Clause 14 (1) of the Nalanda University Act, 2010 says that the Chancellor shall be appointed by the Visitor for such term and in such manner as may be prescribed by the Statutes. Now what the Statutes (Bye-laws) say? Clause 11 (1) says ‘The Chancellor shall be appointed by the Visitor from a panel of names of not less than three persons recommended by the Governing Board and if the Visitor does not approve the recommended persons, he may invite a fresh panel’.
It is implied that the ‘panel of names of not less than three persons’ recommended by the governing board is distinct from the governing board. It cannot be drawn from the governing board itself! Otherwise, the Statutes would have stated ‘panel of names of not less than three persons out of the governing board’. It would be height of favouritism that the governing board advances three of its own names. The recommendation letter would naturally go under the signature of Chairperson, Governing Board.
Assuming that this process was followed for the appointment of the Chancellor, it leads to an interesting scenario. Imagine Prof. Amartya Sen, Chairperson, Nalanda University Governing Board, writing to the Visitor of the University i.e. President of India recommending three names. Out of those three names the first one is presumed to be his. It got accepted. May be as a matter of decorum, he did not write that letter himself. But even if some other member of the governing board had written it to the Visitor, it still needed Prof. Sen’s approval as Chairman.
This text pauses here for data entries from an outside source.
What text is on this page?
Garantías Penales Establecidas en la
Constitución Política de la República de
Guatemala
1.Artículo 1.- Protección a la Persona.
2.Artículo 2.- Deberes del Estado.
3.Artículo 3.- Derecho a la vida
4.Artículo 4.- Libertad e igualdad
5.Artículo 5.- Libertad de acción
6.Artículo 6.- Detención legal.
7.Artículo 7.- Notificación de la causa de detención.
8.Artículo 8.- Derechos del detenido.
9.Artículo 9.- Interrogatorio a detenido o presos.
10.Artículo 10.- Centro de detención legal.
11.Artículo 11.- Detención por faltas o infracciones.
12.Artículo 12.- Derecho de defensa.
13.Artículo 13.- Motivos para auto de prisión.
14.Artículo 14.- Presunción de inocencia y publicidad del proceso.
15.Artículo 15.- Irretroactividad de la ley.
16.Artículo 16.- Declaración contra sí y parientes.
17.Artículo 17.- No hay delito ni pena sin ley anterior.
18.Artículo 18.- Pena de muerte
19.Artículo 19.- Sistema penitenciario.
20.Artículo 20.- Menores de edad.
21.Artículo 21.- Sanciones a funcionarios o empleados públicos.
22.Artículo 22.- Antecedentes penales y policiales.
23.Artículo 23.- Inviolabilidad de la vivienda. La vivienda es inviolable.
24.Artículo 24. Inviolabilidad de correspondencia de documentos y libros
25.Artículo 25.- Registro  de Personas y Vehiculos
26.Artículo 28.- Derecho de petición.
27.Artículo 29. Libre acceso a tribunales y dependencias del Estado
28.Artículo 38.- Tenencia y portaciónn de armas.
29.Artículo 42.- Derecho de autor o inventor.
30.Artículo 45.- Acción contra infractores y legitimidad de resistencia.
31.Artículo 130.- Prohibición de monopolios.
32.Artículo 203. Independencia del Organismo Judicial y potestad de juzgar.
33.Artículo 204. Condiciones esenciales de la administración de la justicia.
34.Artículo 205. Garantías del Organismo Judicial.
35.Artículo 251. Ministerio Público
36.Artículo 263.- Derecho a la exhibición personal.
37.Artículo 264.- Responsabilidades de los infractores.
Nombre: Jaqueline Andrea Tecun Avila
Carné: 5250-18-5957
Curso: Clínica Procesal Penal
The post of Chancellor does not appear to be honorary. It is still not clear whether Amartya Sen would receive emoluments or other privileges. But as per the rules of Govt of India, which is funding the Nalanda University project, he cannot have two employments. Besides he is already employed by Harvard University, an American academic body. The propriety of his announced appointment as Chancellor warrants a thorough investigation.